Update October 2019 – Switching to 1Password Subscription
I’ve since switched to the subscription version of 1Password as it is more convenient to make sure everything works well in sync and eliminates the need for Dropbox. It is also much easier to make sure everyone in my family and business has an updated version of 1Password.
It’s important to note that local backups of vaults can still be made even if you’re using the subscription version. If you back up your computer with Time Machine or Backblaze, you’d automatically have a backup of your vaults. With a subscription you still have a local copy of all your data on your device itself. The subscription gives you a backup with 1Password (the company) as well as a way of syncing your data. If something happened to their servers you’d still have a backup of your data on every device where you use 1Password. If you have that device backed up with Time Machine, Backblaze, etc, your data is backed up in triplicate at least (a copy on the 1P server, a copy on every device, copy in your Time Machine).
One thing that should be of concern is where the data is kept and how it’s being secured. It’s completely rational and prudent to be concerned about where you keep your data and with whom you trust to keep it safe. With either option of using Dropbox or 1Password account, your data is hosted in the cloud. In both cases, it’s stored fully encrypted and decrypted locally on your devices when you access your data. By using Dropbox, you are entrusting 1Password to encrypt your data, and entrusting Dropbox to keep it secure. If you migrate to a 1Password account, you remove Dropbox from the equation. This has the effect of of simplifying things considerably, but it still keeps your data secure.
1Password accounts add some extra layers in addition to your Master Password in order to protect your data, which replaces the security that you are currently relying on Dropbox for. The first is the Secret Key, which is generated locally on your device, not known to us or anyone else, never transmitted over the internet, and combined with your Master Password to unlock the encryption keys that protect your data.

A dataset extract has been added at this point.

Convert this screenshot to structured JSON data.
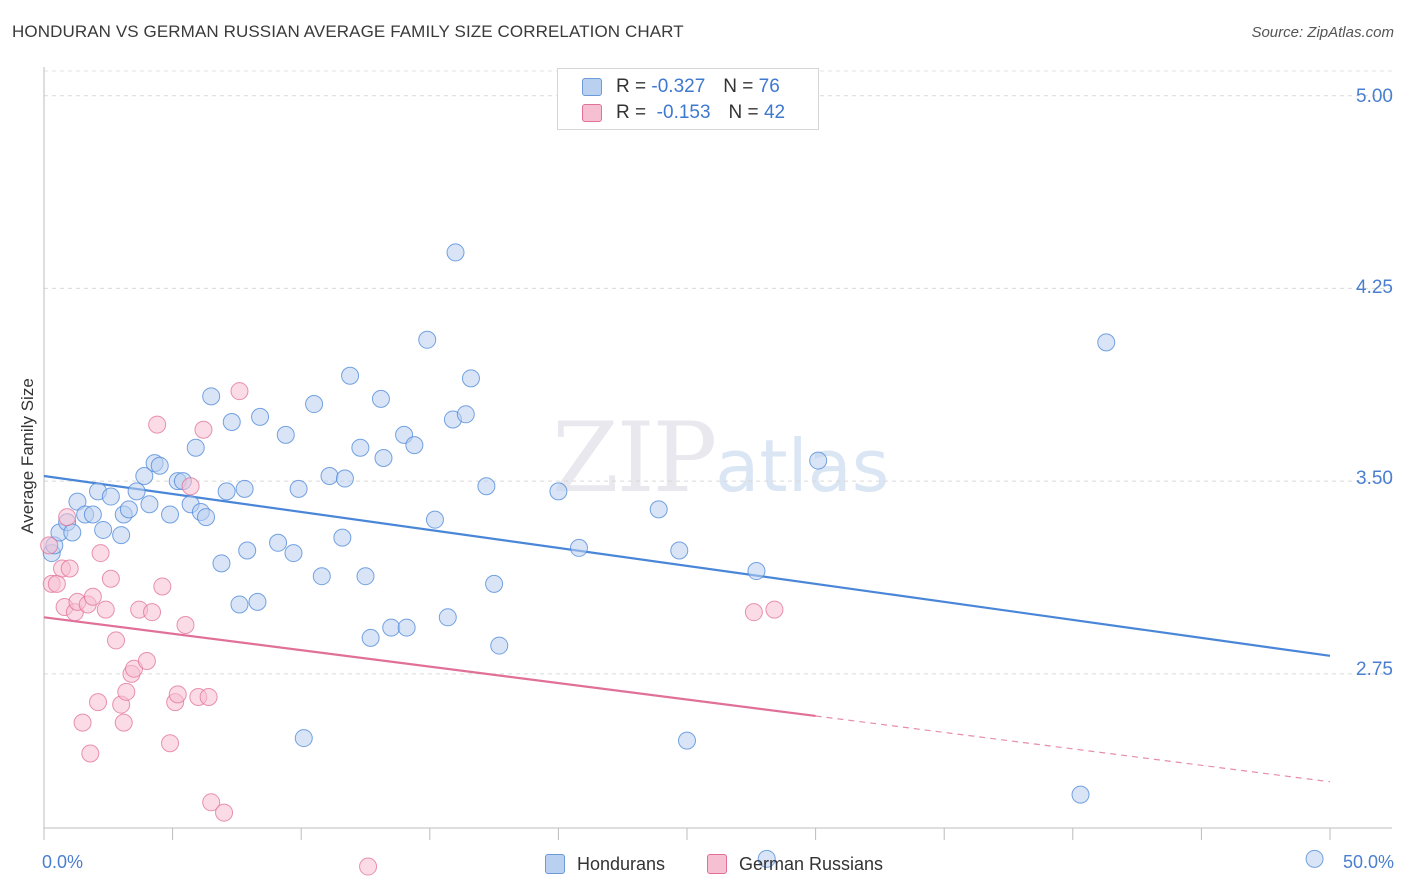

The second is Secure Remote Password, a zero-knowledge protocol that adds an additional layer of encryption in transit, and authenticates you with the 1Password servers without using your Master Password or Secret Key in order to sync your data to all your devices. So your Master Password protects your data on your device as it always has, your Secret Key protects your data in the cloud, and Secure Remote Password protects your data in transit.
In terms of control over your data, you will always have that with a 1Password account. The data that you have in Dropbox right now will stay as is until you decide to remove it, so you can certainly just pick up right from where you left off, if you choose. Even better though, if you decided to go back to the standalone license model or move to another provider, the data in your 1Password account remains accessible even after you end your subscription, so you can keep anything that you changed in the meantime.
Having logins to more than 500 websites and having to remember them all is no joke, you’d need some superhuman abilities for that. It’s one of those areas where I had to call on some software to help me out.
I started off using LastPass, and it served me well for a number of years. I was using it mostly as an individual on one laptop, but as my business grew I felt the need to share some of the logins with others. Obviously I don’t want to share all my logins so I needed software that allows easy organisation and sharing. Unfortunately LastPass, while having these features, has a really terrible UI. It has no native app for Mac OS, so I was stuck in their browser app which was painfully slow. I wasn’t going to be able to organize those 500+ logins anytime soon with LastPass.
Enter 1Password, an app with a really sleek UI that works perfectly for me. It stores its password vault locally on your laptop and if you need to use it from more than one device you can sync via Dropbox, which is ideal for me as I’m already a heavy Dropbox user. Now I can easily access my login data from my Macbook Air as well as the iPad. My wife can also access some of my logins through a shared vault. You can create many vaults in fact, and share only those you want. Within each vault, you can further categorize and tag logins, which gives me the right amount of organizational functionality that I need.
One great advantage of 1Password is two-factor authentication. Security-wise, the most important thing is to set a very secure Master password, as that is your weakest point when using 1Password. The password vault is stored on your Mac with 256-bit AES encryption, a standard used by financial institutions. Thus even if a thief steals your laptop or maybe your iOS device, unless the device still has 1Password in logged-in mode, they cannot access your passwords, since the vault is encrypted.